ニューヨ-ク経由で夕方、ボゴタに到着し、なじみのビジネスホテルにチェックイン。夕食を取るため、パスポート・航空券・小銭をもって付近のレストランに出かけました。貴重品はサムソナイトのス-ツケ-スに鍵をかけてしまいました。まだ、日本のクレジットカードが海外ではどこででも使える時代ではなく、海外出張には、ドルのトラベラー-チェックもっていきました。トラベラ-チェックもス-ツケ-スに。夕食後、部屋に戻ると、スーツケースがありません。早速フロントに通報、しばらくすると警察が来て指紋などを採取していきました。到着したばかりで、まだ、仕事をしていません。お客さんとの打ち合わせもあります。下着もないお金もない、でも帰るわけにもいかない。それから1週間同じホテルに滞在し、無事仕事も終え帰国しました。

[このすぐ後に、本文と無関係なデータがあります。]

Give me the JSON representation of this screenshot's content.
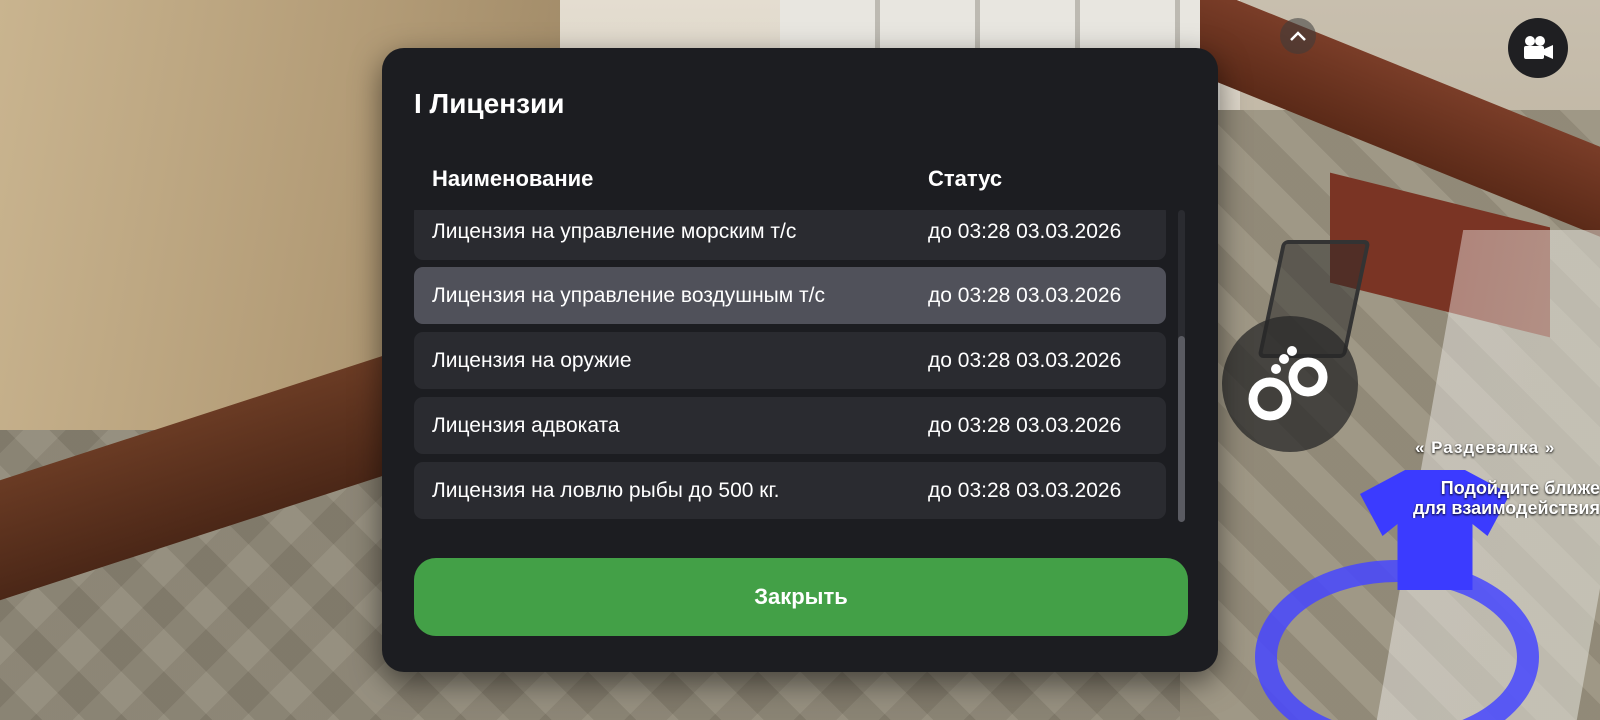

ホテルは、ホテルの管理の非を認め、アップグレードした別の部屋を無償提供してくれ、朝食までサ-ビスしてくれました。お客さんも同情してくれ、「泥棒はどこにでもいます。だからと言って、この国を嫌いにならないで!」と下着を差し入れしてくれました。おかげで交渉もスム-ズに行くという副作用もあり、コロンビアの人たちのやさしさに触れることになりました。
日本に帰ってから、トラベラー-チェックを発行した銀行から連絡があり、トラベラーチェックは事件の翌日に、アメリカのマイアミで換金されたとの報告を受け、盗難ということで、全額戻ってきました。保険も効いて実質の被害はほとんどありませんでしたが、この事件のお陰で、なんとなくコロンビアという国が身近になりました。その後、犯人が捕まったという話はありません。